Un plateau agricole semé de cabanes en bois, des croupes enneigées, un vent glacial. Arrêt mécanique à Geisinger, arrêt pique-nique (froid) à Möhringen, arrêt café à Tuttlingen.

Et voilà que le moral remonte, je décide d'aller à Sigmaringen, cela me fera plus de 90km et il n'est pas si tôt, mais le soleil revient, et le trajet qui va suivre est magnifique : le Danube méandre dans une belle vallée verte bordée de monts boisés et de grands rochers. Le chemin n'est pas goudronné et pas toujours plat mais qu'importe. On passe quelques fermes, des maisons forestières, on longe une croise une voie de chemin de fer.

À Beuron il y a un magnifique monastère dont les cloches sonnent à toute volée. Là je me rends compte que par le chemin je n'y arriverai pas et qu'il y a une route de l'autre côté de la vallée. Ça va beaucoup plus vite, pas beaucoup de voitures, toujours cette belle vallée, et j'arrive au camping de Sigmaringen à 19h30. Il y fait froid, repas au resto du camping

Samedi 29 avril 2017 Sigmaringen – Munderkingen -60km

Munderkingen

Beau temps mais pas mal de nuages dans l'après-midi et toujours pas très chaud

Au camping il y a une famille française de cyclovoyageurs avec deux enfants, qui viennent de Besançon. Ils ne vont pas à la Mer Noire mais seulement jusque Vienne, ensuite ils remontent à Prague (tentant...) puis à Hamburg. Ils ne font que 35-40km par jour.

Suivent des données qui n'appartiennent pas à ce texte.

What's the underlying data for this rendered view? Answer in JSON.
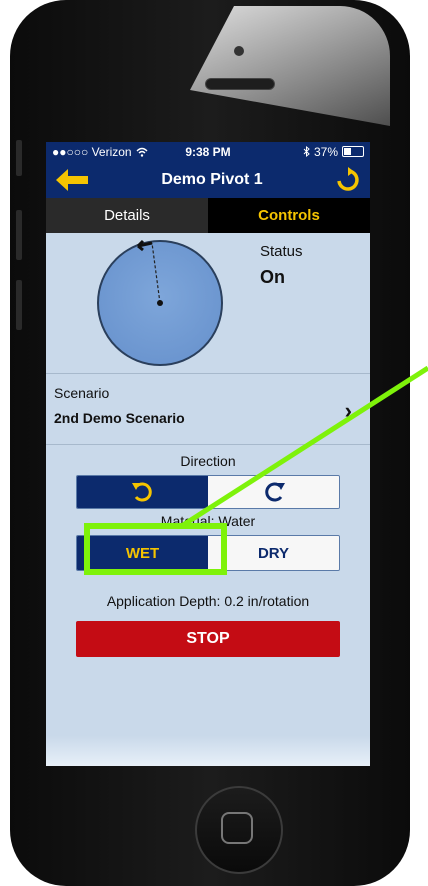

Grand week-end, les autochtones conseillent Aldi. Bonne affaire, pour 11 euros j'ai à manger pour trois jours. En ville il y a le marché et une charmante agitation à Sigmaringen, bien que cet énorme château soit un peu sinistre. Et qu'il a servi d'asile à Pétain.

Suite une plaine large et plate et pas désagréable du tout, car les vues sont larges et ça roule bien, en compagnie de très nombreux cyclistes du dimanche. Le confort, ça ne dure pas, on retrouve du relief et de sacrés raidillons, dont un parfaitement inhumain, à 20%. Vues sur de belles églises et beaux monastères. Dans chaque village il y a un mât avec un épicéa au sommet et des blasons. [Maibaum - arbre de mai]

Fin de la journée à Munderkingen où il y a une « Zeltplatz » ce qu'on pourrait traduire par « aire naturelle de camping ». ça a pas l'air ouvert mais on peut s'installer et surtout ne pas téléphoner au numéro indiqué, me conseille une dame qui passe par là, et qui m'ouvre les sanitaires. Il y a de l'eau et même chaude.

 

dimanche 30 avril Munderkingen - Günzburg

Ulm

Beau temps, mais vent contraire pas chaud

Tente et campeuse gelées au petit matin, début du trajet calme et agréable malgré les mains et pieds glacés, un petit café à Ehingen fait du bien.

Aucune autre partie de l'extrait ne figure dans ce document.